MOVINGAVERAGE Retourneert een bewegende average berekend langs de opgegeven as van de visualmatrix.
NEXT Alleen gebruikt in visuele berekeningen. Haalt een value op in de rij next van een as in de visualmatrix.
OFFSET Retourneert één rij die wordt geplaatst vóór or na de huidige rij binnen dezelfde tabel, door een gegeven offset.
ORDERBY Definieert de kolommen die de sorteervolgorde binnen elk van de partities van een window functie bepalen.
PARTITIONBY Definieert de kolommen die worden gebruikt om de relation parameter van een window functie te partitioneren.
PREVIOUS Alleen gebruikt in visuele berekeningen. Haalt een value op in de rij previous van een as in de visualmatrix.
RANGE Retourneert een interval van rijen binnen de opgegeven as ten opzichte van de huidige rij.
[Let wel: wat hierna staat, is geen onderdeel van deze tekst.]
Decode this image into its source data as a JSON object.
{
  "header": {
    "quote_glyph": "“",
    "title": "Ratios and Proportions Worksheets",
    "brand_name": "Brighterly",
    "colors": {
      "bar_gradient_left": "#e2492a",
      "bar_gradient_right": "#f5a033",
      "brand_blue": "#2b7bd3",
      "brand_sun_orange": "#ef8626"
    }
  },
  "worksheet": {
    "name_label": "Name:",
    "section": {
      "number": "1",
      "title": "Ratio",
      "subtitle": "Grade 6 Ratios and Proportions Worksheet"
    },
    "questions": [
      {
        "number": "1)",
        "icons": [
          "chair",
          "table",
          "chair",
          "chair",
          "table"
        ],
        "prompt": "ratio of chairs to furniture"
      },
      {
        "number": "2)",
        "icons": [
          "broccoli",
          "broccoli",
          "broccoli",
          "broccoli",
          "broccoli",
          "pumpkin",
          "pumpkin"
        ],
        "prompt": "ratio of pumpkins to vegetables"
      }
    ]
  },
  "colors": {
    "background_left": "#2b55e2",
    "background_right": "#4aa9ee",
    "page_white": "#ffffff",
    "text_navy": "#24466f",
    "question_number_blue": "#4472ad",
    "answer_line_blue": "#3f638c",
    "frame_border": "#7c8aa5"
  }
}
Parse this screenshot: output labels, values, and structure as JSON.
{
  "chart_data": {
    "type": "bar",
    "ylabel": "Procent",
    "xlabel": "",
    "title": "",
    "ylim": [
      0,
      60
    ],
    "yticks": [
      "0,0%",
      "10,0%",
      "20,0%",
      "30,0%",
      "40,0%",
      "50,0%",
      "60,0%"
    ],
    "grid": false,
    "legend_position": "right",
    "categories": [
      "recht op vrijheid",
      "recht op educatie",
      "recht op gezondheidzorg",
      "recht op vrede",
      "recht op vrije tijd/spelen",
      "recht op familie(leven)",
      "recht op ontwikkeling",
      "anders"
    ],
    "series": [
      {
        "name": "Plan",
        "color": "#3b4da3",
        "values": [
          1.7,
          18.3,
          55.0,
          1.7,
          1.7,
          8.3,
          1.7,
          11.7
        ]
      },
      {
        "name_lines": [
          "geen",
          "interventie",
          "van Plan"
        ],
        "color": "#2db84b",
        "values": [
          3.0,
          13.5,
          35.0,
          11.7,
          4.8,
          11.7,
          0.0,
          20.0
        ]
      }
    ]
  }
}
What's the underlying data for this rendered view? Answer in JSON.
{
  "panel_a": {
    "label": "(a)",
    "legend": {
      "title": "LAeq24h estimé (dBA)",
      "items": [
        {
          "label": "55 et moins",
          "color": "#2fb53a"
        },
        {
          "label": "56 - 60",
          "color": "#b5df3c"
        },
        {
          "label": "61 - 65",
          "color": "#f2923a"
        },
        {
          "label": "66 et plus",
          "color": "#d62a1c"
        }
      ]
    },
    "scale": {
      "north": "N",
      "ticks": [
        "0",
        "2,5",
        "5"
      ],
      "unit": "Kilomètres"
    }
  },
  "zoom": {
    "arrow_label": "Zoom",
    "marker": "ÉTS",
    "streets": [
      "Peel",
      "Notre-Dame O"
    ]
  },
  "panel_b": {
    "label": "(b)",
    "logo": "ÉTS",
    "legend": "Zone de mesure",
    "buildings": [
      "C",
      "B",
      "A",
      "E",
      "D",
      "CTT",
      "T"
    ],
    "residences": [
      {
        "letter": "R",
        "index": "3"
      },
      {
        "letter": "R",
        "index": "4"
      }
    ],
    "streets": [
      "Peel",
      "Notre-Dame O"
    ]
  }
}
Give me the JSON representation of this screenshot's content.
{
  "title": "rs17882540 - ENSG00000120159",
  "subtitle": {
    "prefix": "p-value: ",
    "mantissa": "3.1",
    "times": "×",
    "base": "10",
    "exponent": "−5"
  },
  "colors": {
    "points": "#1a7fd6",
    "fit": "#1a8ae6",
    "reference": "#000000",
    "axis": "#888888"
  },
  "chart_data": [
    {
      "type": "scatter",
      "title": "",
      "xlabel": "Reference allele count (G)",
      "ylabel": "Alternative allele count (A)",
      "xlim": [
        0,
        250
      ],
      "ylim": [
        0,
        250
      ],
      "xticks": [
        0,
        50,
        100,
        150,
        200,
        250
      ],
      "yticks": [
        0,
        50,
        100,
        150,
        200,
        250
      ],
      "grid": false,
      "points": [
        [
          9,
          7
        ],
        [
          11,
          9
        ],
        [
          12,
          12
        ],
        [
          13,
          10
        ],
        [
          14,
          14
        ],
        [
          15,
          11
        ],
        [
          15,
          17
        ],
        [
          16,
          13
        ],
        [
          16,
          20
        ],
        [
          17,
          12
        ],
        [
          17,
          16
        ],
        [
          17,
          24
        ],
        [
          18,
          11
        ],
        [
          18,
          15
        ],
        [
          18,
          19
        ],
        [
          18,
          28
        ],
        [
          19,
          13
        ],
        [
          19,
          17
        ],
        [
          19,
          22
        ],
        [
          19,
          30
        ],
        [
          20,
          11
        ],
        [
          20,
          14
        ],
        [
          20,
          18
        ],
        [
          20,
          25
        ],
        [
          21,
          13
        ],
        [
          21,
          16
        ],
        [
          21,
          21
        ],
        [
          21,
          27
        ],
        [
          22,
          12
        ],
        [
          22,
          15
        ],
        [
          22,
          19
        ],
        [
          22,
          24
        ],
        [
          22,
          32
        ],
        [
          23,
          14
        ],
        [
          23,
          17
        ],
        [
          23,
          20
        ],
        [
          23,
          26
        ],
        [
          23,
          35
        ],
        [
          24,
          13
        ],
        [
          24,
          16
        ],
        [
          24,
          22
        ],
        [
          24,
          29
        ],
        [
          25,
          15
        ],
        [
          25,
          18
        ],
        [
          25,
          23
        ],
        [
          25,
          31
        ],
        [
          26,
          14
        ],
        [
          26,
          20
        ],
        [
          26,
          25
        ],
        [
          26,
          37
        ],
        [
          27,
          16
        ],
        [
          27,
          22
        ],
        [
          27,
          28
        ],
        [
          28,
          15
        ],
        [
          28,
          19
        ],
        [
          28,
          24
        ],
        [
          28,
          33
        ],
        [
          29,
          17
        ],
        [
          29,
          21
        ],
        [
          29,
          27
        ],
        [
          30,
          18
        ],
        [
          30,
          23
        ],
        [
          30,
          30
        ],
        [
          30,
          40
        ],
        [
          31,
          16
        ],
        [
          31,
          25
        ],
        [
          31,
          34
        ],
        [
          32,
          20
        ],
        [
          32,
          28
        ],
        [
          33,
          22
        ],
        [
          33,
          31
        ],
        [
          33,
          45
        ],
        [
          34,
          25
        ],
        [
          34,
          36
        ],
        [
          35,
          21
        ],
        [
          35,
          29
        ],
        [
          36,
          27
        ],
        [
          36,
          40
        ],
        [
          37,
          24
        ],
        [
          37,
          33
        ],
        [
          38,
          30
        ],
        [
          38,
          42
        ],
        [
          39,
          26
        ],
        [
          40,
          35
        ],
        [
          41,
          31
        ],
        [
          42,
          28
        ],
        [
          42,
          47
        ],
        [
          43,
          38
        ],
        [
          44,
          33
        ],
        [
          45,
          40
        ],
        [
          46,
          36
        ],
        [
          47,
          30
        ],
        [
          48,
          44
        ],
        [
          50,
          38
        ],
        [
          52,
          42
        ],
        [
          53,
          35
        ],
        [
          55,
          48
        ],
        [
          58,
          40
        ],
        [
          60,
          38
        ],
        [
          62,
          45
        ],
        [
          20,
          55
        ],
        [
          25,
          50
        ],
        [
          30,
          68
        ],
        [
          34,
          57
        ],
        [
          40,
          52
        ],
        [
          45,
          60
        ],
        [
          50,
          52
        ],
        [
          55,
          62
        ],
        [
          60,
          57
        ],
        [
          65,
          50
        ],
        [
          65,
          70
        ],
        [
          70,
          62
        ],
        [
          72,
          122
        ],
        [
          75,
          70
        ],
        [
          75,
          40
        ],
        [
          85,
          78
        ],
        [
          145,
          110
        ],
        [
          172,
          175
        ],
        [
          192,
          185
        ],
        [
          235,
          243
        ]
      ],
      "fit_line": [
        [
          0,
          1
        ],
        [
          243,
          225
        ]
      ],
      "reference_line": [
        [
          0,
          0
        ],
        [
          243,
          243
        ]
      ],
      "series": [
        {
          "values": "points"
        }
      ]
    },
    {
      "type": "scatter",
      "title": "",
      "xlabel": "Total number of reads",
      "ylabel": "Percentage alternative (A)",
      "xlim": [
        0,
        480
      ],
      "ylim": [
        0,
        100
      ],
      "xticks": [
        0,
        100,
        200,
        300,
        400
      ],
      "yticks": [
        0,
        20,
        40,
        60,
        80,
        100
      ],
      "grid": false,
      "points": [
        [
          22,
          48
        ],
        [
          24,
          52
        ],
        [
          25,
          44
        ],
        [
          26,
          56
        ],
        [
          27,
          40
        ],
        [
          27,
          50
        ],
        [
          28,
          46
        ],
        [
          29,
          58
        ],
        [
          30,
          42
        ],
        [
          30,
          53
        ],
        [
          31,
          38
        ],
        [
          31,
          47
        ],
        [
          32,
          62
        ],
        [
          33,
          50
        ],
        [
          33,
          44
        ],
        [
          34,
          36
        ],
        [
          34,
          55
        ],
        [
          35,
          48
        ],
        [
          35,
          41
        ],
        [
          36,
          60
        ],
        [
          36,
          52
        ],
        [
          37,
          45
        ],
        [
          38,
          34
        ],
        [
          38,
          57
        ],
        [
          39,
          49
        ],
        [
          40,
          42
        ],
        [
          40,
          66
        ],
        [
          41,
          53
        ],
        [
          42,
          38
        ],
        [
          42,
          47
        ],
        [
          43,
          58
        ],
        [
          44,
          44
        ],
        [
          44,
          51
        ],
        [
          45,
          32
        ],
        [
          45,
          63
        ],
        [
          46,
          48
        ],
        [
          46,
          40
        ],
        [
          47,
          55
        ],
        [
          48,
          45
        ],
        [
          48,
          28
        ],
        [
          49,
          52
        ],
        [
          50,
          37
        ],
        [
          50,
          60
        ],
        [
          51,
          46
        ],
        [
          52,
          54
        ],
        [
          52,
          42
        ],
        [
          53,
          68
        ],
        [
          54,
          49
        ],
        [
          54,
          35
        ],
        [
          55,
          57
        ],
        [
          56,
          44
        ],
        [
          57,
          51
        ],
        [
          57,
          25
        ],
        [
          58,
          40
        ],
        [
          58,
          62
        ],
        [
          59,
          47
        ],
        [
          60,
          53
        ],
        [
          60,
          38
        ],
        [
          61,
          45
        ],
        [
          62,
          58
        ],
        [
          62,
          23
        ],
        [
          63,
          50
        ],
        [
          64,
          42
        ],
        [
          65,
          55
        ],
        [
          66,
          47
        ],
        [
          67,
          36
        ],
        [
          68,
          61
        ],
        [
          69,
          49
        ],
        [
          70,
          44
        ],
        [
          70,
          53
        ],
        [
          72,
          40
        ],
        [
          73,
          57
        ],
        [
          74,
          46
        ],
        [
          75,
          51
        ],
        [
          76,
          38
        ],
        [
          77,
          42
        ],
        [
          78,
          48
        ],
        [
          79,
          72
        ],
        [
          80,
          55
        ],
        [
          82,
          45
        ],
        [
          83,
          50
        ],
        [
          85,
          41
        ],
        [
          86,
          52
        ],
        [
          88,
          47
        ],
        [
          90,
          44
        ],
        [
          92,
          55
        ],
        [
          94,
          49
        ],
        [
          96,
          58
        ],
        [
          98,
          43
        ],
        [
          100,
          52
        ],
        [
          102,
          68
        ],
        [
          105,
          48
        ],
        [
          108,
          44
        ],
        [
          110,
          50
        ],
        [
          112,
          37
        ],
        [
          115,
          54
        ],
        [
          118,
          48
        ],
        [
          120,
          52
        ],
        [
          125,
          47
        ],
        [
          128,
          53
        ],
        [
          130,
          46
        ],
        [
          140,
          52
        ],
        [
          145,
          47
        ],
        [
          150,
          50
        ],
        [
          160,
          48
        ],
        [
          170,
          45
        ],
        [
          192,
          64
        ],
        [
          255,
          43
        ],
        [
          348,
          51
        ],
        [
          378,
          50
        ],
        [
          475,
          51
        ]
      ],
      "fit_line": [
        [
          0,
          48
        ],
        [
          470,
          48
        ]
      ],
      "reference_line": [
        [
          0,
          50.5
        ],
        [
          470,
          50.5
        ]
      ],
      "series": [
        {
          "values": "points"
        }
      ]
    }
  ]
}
Een snelkoppeling voor WINDOW.
RANK Retourneert de rangorde van een rij binnen het opgegeven interval.
REMOVEFILTERS Hiermee wist u filters uit de opgegeven tabellen or kolommen.
ROWNUMBER Retourneert de unieke rangschikking van een rij binnen het opgegeven interval.
RUNNINGSUM Retourneert een actieve sum berekend langs de opgegeven as van de visualmatrix.
SELECTEDVALUE Retourneert de value wanneer de context voor columnName is gefilterd op slechts één afzonderlijke value. Retourneert anders alternateResult.
WINDOW Retourneert meerdere rijen die binnen het opgegeven interval zijn geplaatst.